I asked David Nicol, the indefatigable CFO of MPIC about what happened and here’s what he said:

“We were pursuing the IPO idea. Draft filings with PSE and SEC were done and within the course of doing that, we have already spoken with one or two prominent investors,” David said in a phone interview.

The company was faced with a very difficult set of choices, all of them high quality, he added.

“But we had to make a decision. We started with the belief that the IPO will be a good balance and we believed that. Circumstances changed, new opportunities presented themselves and without in any way sacrificing value -- compared to the IPO feedback -- we’ve found ourselves really say, ‘we should think very very deeply about the discussions we’ve had with Ashish and his team (at KKR),” he said.

In the end, David said, the KKR offer was deemed better for all stakeholders - doctors, employees, and most importantly, the patients of MPIC Hospitals.

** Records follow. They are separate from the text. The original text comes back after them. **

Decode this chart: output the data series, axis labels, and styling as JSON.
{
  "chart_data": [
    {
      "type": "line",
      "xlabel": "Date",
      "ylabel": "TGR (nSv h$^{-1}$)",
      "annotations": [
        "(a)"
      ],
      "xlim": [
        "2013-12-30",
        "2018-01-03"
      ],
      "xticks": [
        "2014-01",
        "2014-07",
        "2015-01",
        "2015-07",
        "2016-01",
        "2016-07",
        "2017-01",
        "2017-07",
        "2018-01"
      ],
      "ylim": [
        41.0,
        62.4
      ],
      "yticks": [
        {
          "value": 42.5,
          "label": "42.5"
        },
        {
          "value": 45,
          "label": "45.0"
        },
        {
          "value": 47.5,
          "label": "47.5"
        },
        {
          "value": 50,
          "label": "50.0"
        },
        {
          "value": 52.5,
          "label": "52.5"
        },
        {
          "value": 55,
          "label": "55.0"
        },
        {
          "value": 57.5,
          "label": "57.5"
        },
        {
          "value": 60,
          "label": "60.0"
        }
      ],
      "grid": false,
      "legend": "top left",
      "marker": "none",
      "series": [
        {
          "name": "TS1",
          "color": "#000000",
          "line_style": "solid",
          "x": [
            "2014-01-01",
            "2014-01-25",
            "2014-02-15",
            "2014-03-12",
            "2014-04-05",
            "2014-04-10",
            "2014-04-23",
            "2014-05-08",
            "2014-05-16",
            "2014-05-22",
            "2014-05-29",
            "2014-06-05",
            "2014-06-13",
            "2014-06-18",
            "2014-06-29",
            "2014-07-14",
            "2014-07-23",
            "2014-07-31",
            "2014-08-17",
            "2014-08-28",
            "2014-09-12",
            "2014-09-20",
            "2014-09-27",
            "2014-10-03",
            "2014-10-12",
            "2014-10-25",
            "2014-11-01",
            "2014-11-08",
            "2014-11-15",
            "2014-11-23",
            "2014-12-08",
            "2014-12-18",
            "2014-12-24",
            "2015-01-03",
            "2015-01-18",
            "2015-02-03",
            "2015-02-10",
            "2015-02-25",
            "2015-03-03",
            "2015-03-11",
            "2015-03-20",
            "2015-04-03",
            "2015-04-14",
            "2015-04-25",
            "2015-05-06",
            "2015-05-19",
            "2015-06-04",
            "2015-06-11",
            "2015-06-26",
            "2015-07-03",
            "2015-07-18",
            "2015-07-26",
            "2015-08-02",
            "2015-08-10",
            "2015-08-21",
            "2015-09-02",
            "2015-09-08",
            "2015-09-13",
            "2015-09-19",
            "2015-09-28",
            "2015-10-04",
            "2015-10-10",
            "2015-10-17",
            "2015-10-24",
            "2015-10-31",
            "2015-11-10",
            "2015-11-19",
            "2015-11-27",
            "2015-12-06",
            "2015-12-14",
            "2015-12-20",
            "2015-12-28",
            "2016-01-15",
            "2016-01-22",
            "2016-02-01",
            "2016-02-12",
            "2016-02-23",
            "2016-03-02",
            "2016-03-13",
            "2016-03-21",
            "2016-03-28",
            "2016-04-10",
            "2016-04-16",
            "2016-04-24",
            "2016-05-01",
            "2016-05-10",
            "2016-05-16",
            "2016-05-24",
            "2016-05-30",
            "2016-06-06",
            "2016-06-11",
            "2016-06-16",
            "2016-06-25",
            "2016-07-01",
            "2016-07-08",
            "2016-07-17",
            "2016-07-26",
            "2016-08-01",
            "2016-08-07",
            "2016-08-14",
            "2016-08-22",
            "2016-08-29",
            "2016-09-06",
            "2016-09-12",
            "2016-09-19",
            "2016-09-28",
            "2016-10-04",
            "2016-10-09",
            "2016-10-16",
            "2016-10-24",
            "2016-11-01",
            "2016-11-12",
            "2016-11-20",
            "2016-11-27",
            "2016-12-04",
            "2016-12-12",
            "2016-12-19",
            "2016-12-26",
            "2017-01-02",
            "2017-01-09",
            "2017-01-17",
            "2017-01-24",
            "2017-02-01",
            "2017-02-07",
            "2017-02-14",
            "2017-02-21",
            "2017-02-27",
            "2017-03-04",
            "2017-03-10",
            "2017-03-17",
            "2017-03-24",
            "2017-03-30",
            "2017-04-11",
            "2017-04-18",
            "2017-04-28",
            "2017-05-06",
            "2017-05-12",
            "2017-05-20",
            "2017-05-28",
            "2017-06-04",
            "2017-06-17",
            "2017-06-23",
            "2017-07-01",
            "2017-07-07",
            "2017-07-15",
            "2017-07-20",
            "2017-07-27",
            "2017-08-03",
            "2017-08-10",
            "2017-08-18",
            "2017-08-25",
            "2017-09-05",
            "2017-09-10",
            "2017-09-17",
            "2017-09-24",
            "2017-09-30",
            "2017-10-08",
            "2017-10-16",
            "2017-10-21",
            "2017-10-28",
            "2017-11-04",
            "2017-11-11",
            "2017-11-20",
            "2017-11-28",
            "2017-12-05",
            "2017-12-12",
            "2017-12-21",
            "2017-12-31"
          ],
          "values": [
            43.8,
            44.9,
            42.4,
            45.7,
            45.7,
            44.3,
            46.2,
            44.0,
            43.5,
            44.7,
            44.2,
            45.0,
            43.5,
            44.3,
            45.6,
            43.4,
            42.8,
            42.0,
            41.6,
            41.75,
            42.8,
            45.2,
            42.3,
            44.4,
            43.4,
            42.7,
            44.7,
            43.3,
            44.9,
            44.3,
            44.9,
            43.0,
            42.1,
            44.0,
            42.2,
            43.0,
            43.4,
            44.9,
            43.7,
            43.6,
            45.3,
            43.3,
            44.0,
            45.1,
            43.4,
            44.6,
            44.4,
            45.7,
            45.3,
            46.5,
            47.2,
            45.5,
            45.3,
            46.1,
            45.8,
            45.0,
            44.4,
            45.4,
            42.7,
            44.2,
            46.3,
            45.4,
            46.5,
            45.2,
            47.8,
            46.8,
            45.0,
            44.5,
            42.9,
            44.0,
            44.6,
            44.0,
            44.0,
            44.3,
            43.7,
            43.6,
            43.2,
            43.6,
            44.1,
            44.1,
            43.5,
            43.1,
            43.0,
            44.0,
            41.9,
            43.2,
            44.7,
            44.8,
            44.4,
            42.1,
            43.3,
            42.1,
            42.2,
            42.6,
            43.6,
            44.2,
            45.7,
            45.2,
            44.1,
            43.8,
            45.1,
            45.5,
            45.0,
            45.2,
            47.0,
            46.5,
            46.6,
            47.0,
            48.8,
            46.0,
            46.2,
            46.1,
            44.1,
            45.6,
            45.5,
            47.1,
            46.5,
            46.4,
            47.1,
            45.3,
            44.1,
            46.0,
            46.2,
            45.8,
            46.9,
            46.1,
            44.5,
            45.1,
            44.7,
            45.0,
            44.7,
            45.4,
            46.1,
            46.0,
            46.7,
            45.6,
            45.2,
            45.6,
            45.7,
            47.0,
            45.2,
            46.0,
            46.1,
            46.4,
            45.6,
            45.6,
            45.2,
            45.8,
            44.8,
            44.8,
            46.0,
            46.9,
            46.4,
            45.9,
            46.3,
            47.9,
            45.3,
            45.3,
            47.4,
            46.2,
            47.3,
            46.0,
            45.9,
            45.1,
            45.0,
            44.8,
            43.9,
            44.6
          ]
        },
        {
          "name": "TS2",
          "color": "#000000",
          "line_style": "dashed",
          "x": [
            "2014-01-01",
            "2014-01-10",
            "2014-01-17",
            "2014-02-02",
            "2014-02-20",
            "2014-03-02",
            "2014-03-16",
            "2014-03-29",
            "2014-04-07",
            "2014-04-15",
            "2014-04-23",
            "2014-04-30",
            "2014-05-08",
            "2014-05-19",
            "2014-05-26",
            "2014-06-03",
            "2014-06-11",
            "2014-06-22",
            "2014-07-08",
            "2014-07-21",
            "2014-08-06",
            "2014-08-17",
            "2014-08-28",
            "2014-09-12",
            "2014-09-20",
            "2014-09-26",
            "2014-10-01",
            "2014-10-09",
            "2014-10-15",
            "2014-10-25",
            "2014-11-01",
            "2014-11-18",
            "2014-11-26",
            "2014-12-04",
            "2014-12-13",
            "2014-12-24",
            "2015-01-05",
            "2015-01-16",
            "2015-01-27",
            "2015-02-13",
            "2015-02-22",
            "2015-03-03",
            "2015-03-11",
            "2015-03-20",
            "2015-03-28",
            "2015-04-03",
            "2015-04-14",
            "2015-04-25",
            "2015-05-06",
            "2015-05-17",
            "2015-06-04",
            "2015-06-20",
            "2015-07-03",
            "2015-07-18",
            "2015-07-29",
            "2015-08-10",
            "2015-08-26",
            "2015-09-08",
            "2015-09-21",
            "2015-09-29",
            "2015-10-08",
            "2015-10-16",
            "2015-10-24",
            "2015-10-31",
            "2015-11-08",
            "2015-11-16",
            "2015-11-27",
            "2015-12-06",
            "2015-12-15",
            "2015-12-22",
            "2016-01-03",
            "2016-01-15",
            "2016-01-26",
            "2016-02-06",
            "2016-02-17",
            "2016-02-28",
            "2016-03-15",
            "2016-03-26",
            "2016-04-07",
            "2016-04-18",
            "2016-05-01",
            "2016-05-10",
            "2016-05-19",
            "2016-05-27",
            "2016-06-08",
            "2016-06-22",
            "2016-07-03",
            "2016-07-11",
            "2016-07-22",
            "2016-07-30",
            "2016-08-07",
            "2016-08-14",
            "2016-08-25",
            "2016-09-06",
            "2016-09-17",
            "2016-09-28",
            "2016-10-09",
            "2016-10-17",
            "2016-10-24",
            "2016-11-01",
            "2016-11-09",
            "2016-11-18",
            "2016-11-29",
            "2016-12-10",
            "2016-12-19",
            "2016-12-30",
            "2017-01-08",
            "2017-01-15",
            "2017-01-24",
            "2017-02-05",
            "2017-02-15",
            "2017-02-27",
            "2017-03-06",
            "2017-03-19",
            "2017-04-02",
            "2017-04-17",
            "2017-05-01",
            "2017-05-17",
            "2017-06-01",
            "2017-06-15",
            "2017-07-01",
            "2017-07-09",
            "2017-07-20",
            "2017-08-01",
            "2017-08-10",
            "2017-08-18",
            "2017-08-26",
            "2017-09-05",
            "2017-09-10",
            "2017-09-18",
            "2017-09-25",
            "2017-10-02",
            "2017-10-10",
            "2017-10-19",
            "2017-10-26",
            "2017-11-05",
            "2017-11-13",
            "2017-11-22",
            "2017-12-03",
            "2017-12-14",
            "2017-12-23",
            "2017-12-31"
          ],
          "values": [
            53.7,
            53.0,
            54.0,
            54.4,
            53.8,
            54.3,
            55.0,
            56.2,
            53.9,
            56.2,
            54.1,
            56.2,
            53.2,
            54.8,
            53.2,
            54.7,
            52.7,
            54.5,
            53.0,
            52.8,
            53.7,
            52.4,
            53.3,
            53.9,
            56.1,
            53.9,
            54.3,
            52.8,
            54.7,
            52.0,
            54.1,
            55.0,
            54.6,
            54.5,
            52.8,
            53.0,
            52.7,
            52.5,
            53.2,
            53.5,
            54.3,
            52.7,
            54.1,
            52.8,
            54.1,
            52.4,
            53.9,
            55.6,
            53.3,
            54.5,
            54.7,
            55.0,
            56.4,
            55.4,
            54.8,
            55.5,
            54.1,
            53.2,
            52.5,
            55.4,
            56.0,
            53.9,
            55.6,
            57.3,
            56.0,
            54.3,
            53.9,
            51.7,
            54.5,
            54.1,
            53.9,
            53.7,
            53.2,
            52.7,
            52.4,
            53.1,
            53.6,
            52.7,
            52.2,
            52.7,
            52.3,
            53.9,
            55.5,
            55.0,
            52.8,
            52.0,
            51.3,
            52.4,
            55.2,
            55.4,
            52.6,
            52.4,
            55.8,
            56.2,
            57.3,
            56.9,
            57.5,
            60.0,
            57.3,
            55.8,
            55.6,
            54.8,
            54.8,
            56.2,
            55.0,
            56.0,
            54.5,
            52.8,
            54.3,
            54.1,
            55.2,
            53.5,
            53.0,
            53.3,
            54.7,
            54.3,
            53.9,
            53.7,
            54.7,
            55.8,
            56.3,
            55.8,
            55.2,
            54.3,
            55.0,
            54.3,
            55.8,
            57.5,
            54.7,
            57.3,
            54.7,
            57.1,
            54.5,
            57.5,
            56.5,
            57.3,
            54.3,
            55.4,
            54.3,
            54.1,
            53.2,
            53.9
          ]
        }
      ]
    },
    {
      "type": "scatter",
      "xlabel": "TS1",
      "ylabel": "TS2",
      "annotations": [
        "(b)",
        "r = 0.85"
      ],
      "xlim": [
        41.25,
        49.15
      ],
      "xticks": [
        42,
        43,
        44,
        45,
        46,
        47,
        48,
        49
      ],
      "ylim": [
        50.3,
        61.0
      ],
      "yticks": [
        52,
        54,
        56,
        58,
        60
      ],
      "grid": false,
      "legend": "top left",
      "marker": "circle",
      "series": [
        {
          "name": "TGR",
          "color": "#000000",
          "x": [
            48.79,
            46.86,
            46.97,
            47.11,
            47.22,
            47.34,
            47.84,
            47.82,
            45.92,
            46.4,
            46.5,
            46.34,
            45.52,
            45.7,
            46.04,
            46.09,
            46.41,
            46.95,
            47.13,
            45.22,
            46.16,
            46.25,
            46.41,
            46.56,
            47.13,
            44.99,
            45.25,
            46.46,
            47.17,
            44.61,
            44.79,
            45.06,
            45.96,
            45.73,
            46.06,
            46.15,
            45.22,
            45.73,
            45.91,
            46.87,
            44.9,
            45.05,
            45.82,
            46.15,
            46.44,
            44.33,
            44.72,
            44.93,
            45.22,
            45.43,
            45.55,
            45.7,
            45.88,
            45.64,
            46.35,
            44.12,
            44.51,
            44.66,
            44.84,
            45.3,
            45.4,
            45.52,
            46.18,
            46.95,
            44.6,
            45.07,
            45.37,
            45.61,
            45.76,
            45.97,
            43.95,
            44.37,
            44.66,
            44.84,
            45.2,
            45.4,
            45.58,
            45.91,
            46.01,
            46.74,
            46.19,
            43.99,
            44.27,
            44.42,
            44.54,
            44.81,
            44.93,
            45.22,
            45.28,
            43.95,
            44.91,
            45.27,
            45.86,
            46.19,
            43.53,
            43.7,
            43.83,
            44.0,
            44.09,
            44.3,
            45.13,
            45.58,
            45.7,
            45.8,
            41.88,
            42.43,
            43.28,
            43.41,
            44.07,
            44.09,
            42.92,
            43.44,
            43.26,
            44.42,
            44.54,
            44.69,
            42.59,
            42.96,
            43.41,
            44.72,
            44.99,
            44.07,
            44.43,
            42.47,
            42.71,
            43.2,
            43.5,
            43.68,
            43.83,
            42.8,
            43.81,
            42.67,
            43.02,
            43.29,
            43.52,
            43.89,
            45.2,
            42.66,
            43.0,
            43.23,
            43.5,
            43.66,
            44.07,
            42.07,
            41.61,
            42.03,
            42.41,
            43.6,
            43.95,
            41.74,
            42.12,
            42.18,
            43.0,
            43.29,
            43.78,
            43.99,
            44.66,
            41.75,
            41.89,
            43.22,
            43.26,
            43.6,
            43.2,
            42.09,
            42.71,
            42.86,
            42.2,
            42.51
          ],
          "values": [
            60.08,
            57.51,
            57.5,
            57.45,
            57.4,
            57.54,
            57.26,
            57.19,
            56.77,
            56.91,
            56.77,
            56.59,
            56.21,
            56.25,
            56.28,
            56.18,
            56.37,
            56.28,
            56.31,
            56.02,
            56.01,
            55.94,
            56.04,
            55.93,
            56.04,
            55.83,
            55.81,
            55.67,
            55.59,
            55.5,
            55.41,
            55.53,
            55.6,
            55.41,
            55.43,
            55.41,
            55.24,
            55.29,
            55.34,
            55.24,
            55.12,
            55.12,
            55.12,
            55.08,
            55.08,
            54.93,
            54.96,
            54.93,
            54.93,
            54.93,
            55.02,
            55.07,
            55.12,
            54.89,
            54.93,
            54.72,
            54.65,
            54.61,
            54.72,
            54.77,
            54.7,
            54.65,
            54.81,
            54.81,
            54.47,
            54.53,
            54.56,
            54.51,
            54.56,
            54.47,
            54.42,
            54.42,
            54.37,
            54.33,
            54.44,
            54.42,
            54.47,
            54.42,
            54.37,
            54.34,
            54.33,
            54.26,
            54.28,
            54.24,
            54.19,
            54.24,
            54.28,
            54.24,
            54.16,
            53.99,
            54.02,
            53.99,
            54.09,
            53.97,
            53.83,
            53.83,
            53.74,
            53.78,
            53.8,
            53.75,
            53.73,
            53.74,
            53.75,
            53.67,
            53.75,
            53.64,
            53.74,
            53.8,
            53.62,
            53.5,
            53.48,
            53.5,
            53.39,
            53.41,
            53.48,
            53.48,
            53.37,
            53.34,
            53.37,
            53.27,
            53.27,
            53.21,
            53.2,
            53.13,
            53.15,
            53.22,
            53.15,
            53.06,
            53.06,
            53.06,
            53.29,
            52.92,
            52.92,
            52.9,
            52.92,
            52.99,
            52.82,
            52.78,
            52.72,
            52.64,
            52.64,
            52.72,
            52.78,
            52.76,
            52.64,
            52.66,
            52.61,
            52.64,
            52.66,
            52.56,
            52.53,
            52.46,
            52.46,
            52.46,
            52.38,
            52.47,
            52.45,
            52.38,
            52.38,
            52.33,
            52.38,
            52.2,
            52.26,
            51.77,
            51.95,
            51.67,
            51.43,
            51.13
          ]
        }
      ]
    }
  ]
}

“And from a value perspective for our shareholders, it’s a better play as well because we were able to raise liquidity now with a very good price from what I expected -- about the same as the IPO -- and yet we’ve got a nice shareholder, going forward. And I think that will grow much, much faster in value than it would have with the IPO or the continuation of the same business model.

“This was just much, much more compelling for us. I think had we known that KKR would be able to bring all of this, we probably wouldn’t have thought of having an IPO in the first place,” he explained.

Market reaction

David has explained it well and for successfully sealing a good deal, he and his team certainly deserve to pop some champagne.

Of course, whether or not the market agrees with MPIC’s move is another story. MPIC shares nosedived to P4.90 per share on the day the news came out, dropping 3.16 percent.

Here’s Abacus Securities Corp.’s take on the MPIC deal. Thank you Nicky Franco for sharing with me your invaluable insight.

“Management said the deal values MPHHI at 22 x EBITDA and 58x earnings on 2019 numbers. These are extremely good numbers and investors should be happy. Again, however, the market had been conditioned to expect nothing less than $2 billion and potentially even greater than $3 billion from a prospective IPO which has now been shelved for at least a few years.”

Moving forward

Not surprisingly, investors who were already looking forward to placing their bets on MPIC Hospitals were disappointed big time. For now, they’ll just have to choose from other IPO-bound companies such as Fruitas and Cal-Comp.

These two companies recently got the SEC’s approval to list in the market and from the looks of it, they’re willing to brave the moods of the fickle mistress.